New Study Centers First-Generation STEM Students Through Critical Intersectional Mentoring

Torres-García, C., Zamudio-Orozco, L., & Meráz García, M. (2026). A qualitative examination of mentoring practices for first-generation, low-income STEM students through a critical intersectionality lens. SAGE Open, 16(2), 1–16. https://doi.org/10.1177/21582440261431861

Introduction

First-generation, low-income students of color in STEM face a compounding disadvantage: the very mentoring relationships meant to support them often reproduce the inequities they are trying to escape. Torres-García and colleagues (2026) examined this problem through the lens of Critical Intersectional Mentoring (CIM), a framework synthesizing Critical Race Theory, Intersectionality, and Culturally Responsive Pedagogy. The study asked how power, identity, and systemic inequity shape mentoring experiences for McNair Scholars in STEM.

Methods

Fourteen McNair Scholars from a Pacific Northwest TRIO program participated in pláticas, which were open-ended narrative interviews conducted via Zoom, averaging 75 minutes. Participants identified across racial, gender, and socioeconomic lines, and most identified as women. Researchers applied qualitative content analysis with independent coding and collaborative triangulation.

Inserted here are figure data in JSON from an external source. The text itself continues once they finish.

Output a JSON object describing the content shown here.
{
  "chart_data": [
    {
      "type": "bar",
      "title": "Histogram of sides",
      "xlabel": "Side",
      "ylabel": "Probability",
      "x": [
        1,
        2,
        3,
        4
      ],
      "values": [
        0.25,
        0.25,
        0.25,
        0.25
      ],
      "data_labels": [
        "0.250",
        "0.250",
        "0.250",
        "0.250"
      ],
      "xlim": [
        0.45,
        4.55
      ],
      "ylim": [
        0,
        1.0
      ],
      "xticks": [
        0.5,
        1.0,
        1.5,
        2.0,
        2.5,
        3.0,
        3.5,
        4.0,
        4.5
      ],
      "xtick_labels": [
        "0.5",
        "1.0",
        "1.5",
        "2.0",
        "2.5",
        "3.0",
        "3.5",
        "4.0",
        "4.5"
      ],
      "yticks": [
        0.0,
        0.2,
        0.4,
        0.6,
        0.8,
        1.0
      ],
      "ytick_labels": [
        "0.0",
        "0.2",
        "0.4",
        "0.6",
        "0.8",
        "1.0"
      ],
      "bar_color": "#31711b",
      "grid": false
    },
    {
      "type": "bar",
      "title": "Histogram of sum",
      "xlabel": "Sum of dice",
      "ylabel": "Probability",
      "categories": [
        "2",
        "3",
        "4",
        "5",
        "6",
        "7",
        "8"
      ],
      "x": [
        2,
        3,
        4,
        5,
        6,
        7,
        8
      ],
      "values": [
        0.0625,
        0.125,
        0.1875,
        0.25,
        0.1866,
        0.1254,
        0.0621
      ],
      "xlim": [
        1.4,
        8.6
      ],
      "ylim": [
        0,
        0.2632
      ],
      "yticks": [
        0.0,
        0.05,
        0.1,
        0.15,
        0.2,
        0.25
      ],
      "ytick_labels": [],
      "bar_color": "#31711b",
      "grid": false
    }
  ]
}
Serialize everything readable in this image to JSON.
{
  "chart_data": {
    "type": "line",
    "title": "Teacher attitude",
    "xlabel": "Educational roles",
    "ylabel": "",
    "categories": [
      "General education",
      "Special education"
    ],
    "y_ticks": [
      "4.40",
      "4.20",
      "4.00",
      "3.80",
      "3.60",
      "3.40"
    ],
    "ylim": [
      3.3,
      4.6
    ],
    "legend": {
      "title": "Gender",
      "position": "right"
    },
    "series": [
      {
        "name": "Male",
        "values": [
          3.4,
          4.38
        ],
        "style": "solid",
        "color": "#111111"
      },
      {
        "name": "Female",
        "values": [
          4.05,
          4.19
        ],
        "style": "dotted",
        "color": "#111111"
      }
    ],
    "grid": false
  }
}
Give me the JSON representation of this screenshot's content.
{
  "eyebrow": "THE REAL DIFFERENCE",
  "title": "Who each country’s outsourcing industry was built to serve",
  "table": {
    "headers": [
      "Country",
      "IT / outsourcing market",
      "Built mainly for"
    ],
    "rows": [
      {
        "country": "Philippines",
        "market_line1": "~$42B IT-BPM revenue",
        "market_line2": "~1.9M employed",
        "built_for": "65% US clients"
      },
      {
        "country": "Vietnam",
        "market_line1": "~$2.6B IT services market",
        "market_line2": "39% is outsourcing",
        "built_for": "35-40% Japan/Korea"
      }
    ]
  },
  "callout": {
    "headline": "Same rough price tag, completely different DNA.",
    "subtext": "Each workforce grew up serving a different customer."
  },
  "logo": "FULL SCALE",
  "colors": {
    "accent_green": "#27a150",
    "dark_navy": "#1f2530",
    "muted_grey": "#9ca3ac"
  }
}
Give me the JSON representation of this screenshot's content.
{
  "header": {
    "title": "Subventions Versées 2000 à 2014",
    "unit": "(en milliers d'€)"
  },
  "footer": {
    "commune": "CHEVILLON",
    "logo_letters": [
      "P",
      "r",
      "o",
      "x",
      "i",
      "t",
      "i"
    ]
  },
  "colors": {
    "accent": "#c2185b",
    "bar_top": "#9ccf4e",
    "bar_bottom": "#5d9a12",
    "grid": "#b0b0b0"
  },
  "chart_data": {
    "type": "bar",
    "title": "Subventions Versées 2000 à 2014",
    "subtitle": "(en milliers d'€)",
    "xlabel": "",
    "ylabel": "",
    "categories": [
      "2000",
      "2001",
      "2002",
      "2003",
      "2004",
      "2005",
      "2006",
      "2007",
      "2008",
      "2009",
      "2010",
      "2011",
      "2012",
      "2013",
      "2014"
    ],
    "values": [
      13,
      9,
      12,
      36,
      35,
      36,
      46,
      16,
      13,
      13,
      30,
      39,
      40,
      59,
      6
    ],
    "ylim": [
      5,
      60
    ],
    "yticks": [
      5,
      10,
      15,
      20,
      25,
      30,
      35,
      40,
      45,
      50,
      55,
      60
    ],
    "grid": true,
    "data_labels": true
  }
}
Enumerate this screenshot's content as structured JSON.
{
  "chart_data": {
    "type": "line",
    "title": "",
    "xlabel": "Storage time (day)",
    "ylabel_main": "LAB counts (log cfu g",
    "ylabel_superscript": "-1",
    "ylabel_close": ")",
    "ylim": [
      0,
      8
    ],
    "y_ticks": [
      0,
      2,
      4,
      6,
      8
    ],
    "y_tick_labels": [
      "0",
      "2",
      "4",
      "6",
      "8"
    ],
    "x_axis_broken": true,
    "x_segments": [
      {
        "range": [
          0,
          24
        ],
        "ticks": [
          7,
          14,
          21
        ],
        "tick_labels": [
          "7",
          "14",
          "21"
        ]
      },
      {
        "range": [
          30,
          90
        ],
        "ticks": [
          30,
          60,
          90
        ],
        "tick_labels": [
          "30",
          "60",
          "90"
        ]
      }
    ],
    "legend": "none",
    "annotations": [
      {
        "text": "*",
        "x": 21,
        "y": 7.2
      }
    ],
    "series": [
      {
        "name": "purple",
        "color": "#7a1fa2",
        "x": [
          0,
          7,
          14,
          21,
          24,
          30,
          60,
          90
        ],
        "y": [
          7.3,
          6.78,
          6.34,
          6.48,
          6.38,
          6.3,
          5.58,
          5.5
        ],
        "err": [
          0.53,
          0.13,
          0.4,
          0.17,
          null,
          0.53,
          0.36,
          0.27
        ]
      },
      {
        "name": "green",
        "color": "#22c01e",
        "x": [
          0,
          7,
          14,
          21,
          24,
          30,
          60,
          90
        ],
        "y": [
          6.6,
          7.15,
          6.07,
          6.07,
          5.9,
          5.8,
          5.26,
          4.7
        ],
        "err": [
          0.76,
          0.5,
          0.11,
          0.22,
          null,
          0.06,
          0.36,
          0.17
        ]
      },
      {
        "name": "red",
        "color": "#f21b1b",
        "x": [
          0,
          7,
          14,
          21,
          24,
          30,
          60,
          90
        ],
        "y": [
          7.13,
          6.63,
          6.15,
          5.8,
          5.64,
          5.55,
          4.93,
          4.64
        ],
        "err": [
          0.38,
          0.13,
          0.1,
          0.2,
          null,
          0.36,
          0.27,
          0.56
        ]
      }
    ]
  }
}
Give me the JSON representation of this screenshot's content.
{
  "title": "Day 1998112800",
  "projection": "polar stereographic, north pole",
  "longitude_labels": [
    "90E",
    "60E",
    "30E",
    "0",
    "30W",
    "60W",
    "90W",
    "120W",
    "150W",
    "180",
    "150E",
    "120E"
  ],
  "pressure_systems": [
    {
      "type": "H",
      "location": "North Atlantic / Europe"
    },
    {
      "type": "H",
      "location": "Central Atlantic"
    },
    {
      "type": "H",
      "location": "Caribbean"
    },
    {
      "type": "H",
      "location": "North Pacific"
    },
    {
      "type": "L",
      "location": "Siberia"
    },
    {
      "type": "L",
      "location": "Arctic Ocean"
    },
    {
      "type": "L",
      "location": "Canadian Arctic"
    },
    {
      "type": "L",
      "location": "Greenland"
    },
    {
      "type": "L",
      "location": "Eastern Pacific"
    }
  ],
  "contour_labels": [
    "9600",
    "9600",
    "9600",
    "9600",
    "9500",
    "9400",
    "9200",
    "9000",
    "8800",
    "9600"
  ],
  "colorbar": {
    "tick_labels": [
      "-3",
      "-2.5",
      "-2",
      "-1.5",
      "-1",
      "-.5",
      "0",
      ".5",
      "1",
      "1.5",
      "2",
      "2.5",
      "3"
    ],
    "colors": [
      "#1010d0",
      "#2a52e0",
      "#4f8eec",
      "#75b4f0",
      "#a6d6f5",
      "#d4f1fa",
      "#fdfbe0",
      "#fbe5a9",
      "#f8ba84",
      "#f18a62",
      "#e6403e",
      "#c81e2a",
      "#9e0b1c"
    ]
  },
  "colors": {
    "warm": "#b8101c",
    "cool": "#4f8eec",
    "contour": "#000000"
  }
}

The team’s positionality as McNair alumni and Latinx scholars informed a reflexive approach throughout.

Results

Three themes emerged. Power dynamics and intersectional identities shaped every relationship examined, with students experiencing gendered exclusion, implicit racial bias, mentor absenteeism, and in one case coercion to surrender research work in exchange for a recommendation letter. Despite these widespread challenges, four of fourteen participants described effective mentoring characterized by mutual respect, cultural transparency, and emotional validation, pointing to what is possible when mentors engage students as whole people rather than subordinates.

Discussion

The authors argue that mentoring failure is not individual, but institutionally rooted in the absence of accountability, diverse faculty, and training in culturally responsive practice. CIM offers a structural corrective, reframing mentorship as a social justice practice rather than a transactional exchange.

Implications for Mentoring Programs

Programs should integrate CIM principles into faculty development, establish accountability mechanisms disaggregated by race and gender, and build peer mentoring infrastructure for historically excluded students.